"Imagine you have an orchestra together, but everyone is playing their own tune, until they begin to follow a conductor. In a normal solid, every atom has its own behavior until very close to absolute zero. Then quantum mechanics takes over and dictates everyone to play the same tune."
Oscillator
That's physics professor Moses Chan's musical metaphor for his discovery that atoms in a solid can condense into what he likes to call "one giant atom," a new phase of matter called a supersolid. Together with post-doctoral associate Eun-Seong Kim, Chan found that when a particular isotope of helium gas has frozen into a crystal at a fraction of a degree above absolute zero, part of it exhibits a property only seen before in superfluids: no friction.
To understand frictionless flow, says Chan, think of a bunch of kids sitting on a spinning merry-go-round. Normally, the more kids on the merry-go-round, the harder it is to stop the movement and reverse its direction. Chan and Kim set up an oscillator that spins back and forth like a merry-go-round shifting direction.

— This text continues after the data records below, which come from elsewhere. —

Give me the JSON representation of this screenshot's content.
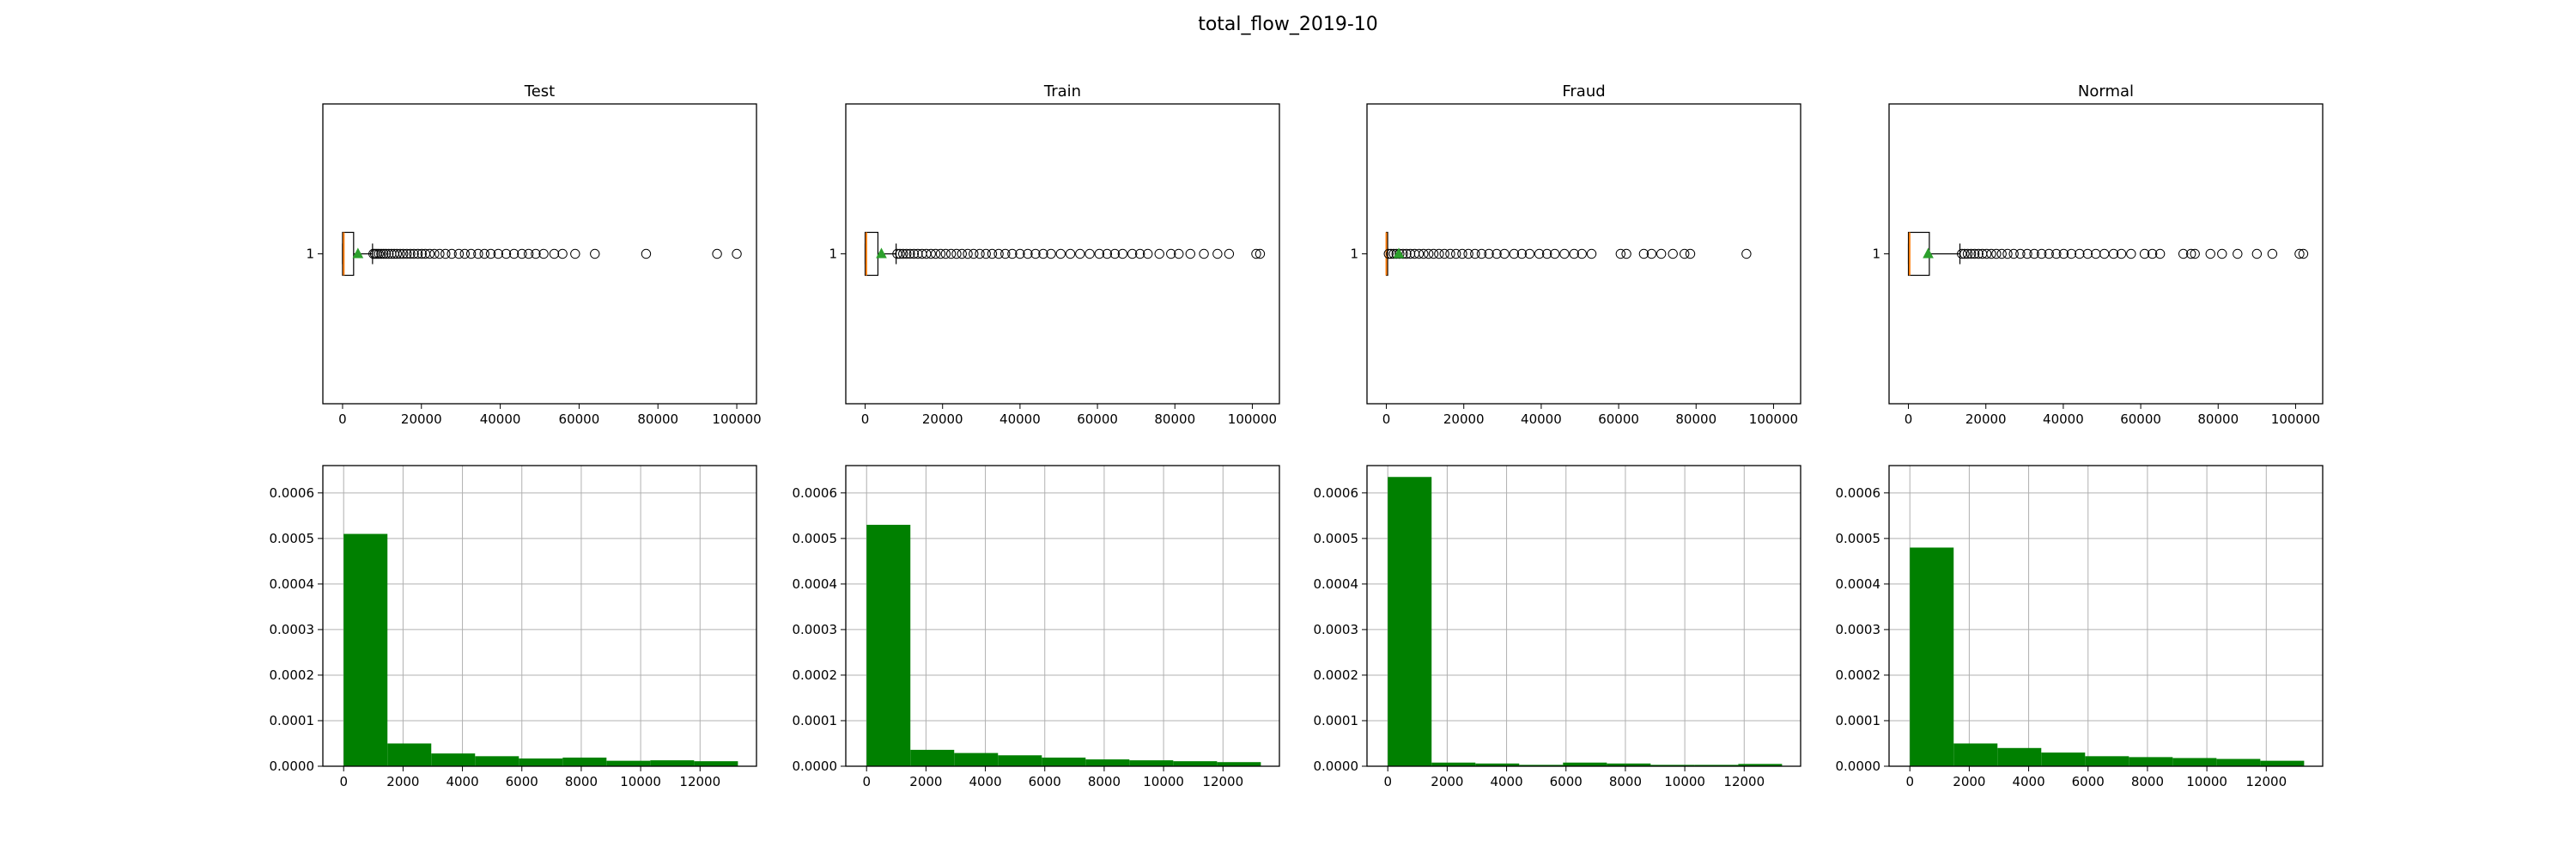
{
  "figure": {
    "title": "total_flow_2019-10"
  },
  "colors": {
    "hist_bar": "#008000",
    "median": "#ff7f0e",
    "mean_marker": "#2ca02c",
    "grid": "#b0b0b0"
  },
  "chart_data": [
    {
      "type": "boxplot",
      "title": "Test",
      "orientation": "horizontal",
      "ytick_label": "1",
      "xlim": [
        -5000,
        105000
      ],
      "xticks": [
        0,
        20000,
        40000,
        60000,
        80000,
        100000
      ],
      "box": {
        "whisker_low": 0,
        "q1": 0,
        "median": 300,
        "q3": 2800,
        "whisker_high": 7600,
        "mean": 3900
      },
      "outliers": [
        7800,
        8200,
        8700,
        9200,
        9800,
        10400,
        11000,
        11700,
        12400,
        13100,
        13800,
        14600,
        15400,
        16300,
        17200,
        18100,
        19100,
        20100,
        21000,
        22100,
        23300,
        24600,
        26100,
        27700,
        29500,
        31000,
        32600,
        34400,
        36000,
        37600,
        39500,
        41500,
        43500,
        45500,
        47200,
        49000,
        51000,
        53700,
        55800,
        59000,
        64000,
        77000,
        95000,
        100000
      ]
    },
    {
      "type": "boxplot",
      "title": "Train",
      "orientation": "horizontal",
      "ytick_label": "1",
      "xlim": [
        -5000,
        107000
      ],
      "xticks": [
        0,
        20000,
        40000,
        60000,
        80000,
        100000
      ],
      "box": {
        "whisker_low": 0,
        "q1": 0,
        "median": 300,
        "q3": 3300,
        "whisker_high": 8000,
        "mean": 4200
      },
      "outliers": [
        8300,
        9000,
        9800,
        10700,
        11600,
        12600,
        13600,
        14700,
        15800,
        17000,
        18200,
        19500,
        20800,
        22200,
        23600,
        25000,
        26500,
        28000,
        29600,
        31200,
        32800,
        34500,
        36200,
        38000,
        40000,
        42000,
        44000,
        46000,
        48000,
        50500,
        53000,
        55500,
        58000,
        60500,
        62500,
        64500,
        66500,
        69000,
        71000,
        73000,
        76000,
        79000,
        81000,
        84000,
        87500,
        91000,
        94000,
        101000,
        102000
      ]
    },
    {
      "type": "boxplot",
      "title": "Fraud",
      "orientation": "horizontal",
      "ytick_label": "1",
      "xlim": [
        -5000,
        107000
      ],
      "xticks": [
        0,
        20000,
        40000,
        60000,
        80000,
        100000
      ],
      "box": {
        "whisker_low": 0,
        "q1": 0,
        "median": 0,
        "q3": 100,
        "whisker_high": 300,
        "mean": 3200
      },
      "outliers": [
        600,
        1200,
        1900,
        2600,
        3400,
        4300,
        5200,
        6200,
        7300,
        8400,
        9600,
        10900,
        12200,
        13600,
        15000,
        16500,
        18000,
        19600,
        21200,
        22900,
        24600,
        26500,
        28500,
        30500,
        33000,
        35000,
        37000,
        39500,
        41500,
        43500,
        46000,
        48500,
        50500,
        53000,
        60500,
        62000,
        66500,
        68500,
        71000,
        74000,
        77000,
        78500,
        93000
      ]
    },
    {
      "type": "boxplot",
      "title": "Normal",
      "orientation": "horizontal",
      "ytick_label": "1",
      "xlim": [
        -5000,
        107000
      ],
      "xticks": [
        0,
        20000,
        40000,
        60000,
        80000,
        100000
      ],
      "box": {
        "whisker_low": 0,
        "q1": 0,
        "median": 300,
        "q3": 5400,
        "whisker_high": 13300,
        "mean": 5100
      },
      "outliers": [
        13800,
        14500,
        15300,
        16200,
        17100,
        18100,
        19100,
        20200,
        21400,
        22700,
        24100,
        25600,
        27200,
        28900,
        30700,
        32500,
        34400,
        36300,
        38200,
        40100,
        42100,
        44200,
        46300,
        48400,
        50600,
        53000,
        55000,
        57500,
        61000,
        63000,
        65000,
        71000,
        73000,
        74000,
        78000,
        81000,
        85000,
        90000,
        94000,
        101000,
        102000
      ]
    },
    {
      "type": "histogram",
      "title": "",
      "grid": true,
      "xlim": [
        -700,
        13900
      ],
      "ylim": [
        0,
        0.00066
      ],
      "xticks": [
        0,
        2000,
        4000,
        6000,
        8000,
        10000,
        12000
      ],
      "yticks": [
        "0.0000",
        "0.0001",
        "0.0002",
        "0.0003",
        "0.0004",
        "0.0005",
        "0.0006"
      ],
      "ytick_values": [
        0,
        0.0001,
        0.0002,
        0.0003,
        0.0004,
        0.0005,
        0.0006
      ],
      "bin_edges": [
        0,
        1475,
        2950,
        4425,
        5900,
        7375,
        8850,
        10325,
        11800,
        13275
      ],
      "values": [
        0.00051,
        5e-05,
        2.8e-05,
        2.2e-05,
        1.7e-05,
        1.9e-05,
        1.2e-05,
        1.3e-05,
        1.1e-05
      ]
    },
    {
      "type": "histogram",
      "title": "",
      "grid": true,
      "xlim": [
        -700,
        13900
      ],
      "ylim": [
        0,
        0.00066
      ],
      "xticks": [
        0,
        2000,
        4000,
        6000,
        8000,
        10000,
        12000
      ],
      "yticks": [
        "0.0000",
        "0.0001",
        "0.0002",
        "0.0003",
        "0.0004",
        "0.0005",
        "0.0006"
      ],
      "ytick_values": [
        0,
        0.0001,
        0.0002,
        0.0003,
        0.0004,
        0.0005,
        0.0006
      ],
      "bin_edges": [
        0,
        1475,
        2950,
        4425,
        5900,
        7375,
        8850,
        10325,
        11800,
        13275
      ],
      "values": [
        0.00053,
        3.6e-05,
        2.9e-05,
        2.4e-05,
        1.9e-05,
        1.5e-05,
        1.3e-05,
        1.1e-05,
        9e-06
      ]
    },
    {
      "type": "histogram",
      "title": "",
      "grid": true,
      "xlim": [
        -700,
        13900
      ],
      "ylim": [
        0,
        0.00066
      ],
      "xticks": [
        0,
        2000,
        4000,
        6000,
        8000,
        10000,
        12000
      ],
      "yticks": [
        "0.0000",
        "0.0001",
        "0.0002",
        "0.0003",
        "0.0004",
        "0.0005",
        "0.0006"
      ],
      "ytick_values": [
        0,
        0.0001,
        0.0002,
        0.0003,
        0.0004,
        0.0005,
        0.0006
      ],
      "bin_edges": [
        0,
        1475,
        2950,
        4425,
        5900,
        7375,
        8850,
        10325,
        11800,
        13275
      ],
      "values": [
        0.000635,
        8e-06,
        6e-06,
        3e-06,
        8e-06,
        6e-06,
        3e-06,
        3e-06,
        5e-06
      ]
    },
    {
      "type": "histogram",
      "title": "",
      "grid": true,
      "xlim": [
        -700,
        13900
      ],
      "ylim": [
        0,
        0.00066
      ],
      "xticks": [
        0,
        2000,
        4000,
        6000,
        8000,
        10000,
        12000
      ],
      "yticks": [
        "0.0000",
        "0.0001",
        "0.0002",
        "0.0003",
        "0.0004",
        "0.0005",
        "0.0006"
      ],
      "ytick_values": [
        0,
        0.0001,
        0.0002,
        0.0003,
        0.0004,
        0.0005,
        0.0006
      ],
      "bin_edges": [
        0,
        1475,
        2950,
        4425,
        5900,
        7375,
        8850,
        10325,
        11800,
        13275
      ],
      "values": [
        0.00048,
        5e-05,
        4e-05,
        3e-05,
        2.2e-05,
        2e-05,
        1.8e-05,
        1.6e-05,
        1.2e-05
      ]
    }
  ]
}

They found that helium crystals in a normal solid state behaved as expected, with each additional bit of crystal adding to the mass of the "merry-go-round" and increasing the resistance.
However when those same crystals are frozen below 0.2 degrees Kelvin, something unexpected happens: one percent of the solid helium begins to flow without resistance. "It's as if a portion of the kids on that merry-go-round are sitting on perfectly smooth ball bearings, unaffected by the merry-go-round sliding back and forth underneath them," explains Chan. This allows the crystal to oscillate faster, as if the crystal has suddenly become lighter—or the kids have lost weight in mid-spin. Chan and Kim knew that the matter had not been lost because the missing mass re-materialized with the slightest rise in temperature, and the oscillation slowed back down to normal.
Although the existence of supersolids was predicted decades ago, prior attempts to find evidence for them had come up empty. "One of the reasons why this phenomenon has not been seen before is that no other experimental group has oscillated the solid helium as gently as we have," Chan explains. "With harder oscillations, the superflow effect will go away."
Kim and Chan's result forces theoretical physicists to rethink how to distinguish solids from liquids when considering quantum effects.
In quantum terms, Chan points out, the behavior of any atom can be described both as a particle and as a wave-packet. An individual wave-packet increases in size as it is cooled, especially when the thermometer drops close to absolute zero. Where at higher temperatures atoms are normally locked in a grid, like rows of people sitting in an auditorium, near zero the wave-packets expand and overlap with their neighbors.
In classical physics, objects cannot share the same space. "If I run into you, there will be a collision and the motion will stop," Chan says. "But in quantum mechanics, we become one thing."
When the supercooled helium atoms expanded out into one another, he continues, they lost their individuality and became one giant atom. It's as if that theater audience became a single, room-sized person.
Moses Chan, Ph.D., is associate director of the Center for Nanoscale Science and Evan Pugh professor of physics at Penn State. Eun-Seong Kim, Ph.D., is a post-doctoral associate in physics. Their work was published in the journal Nature in January 2004.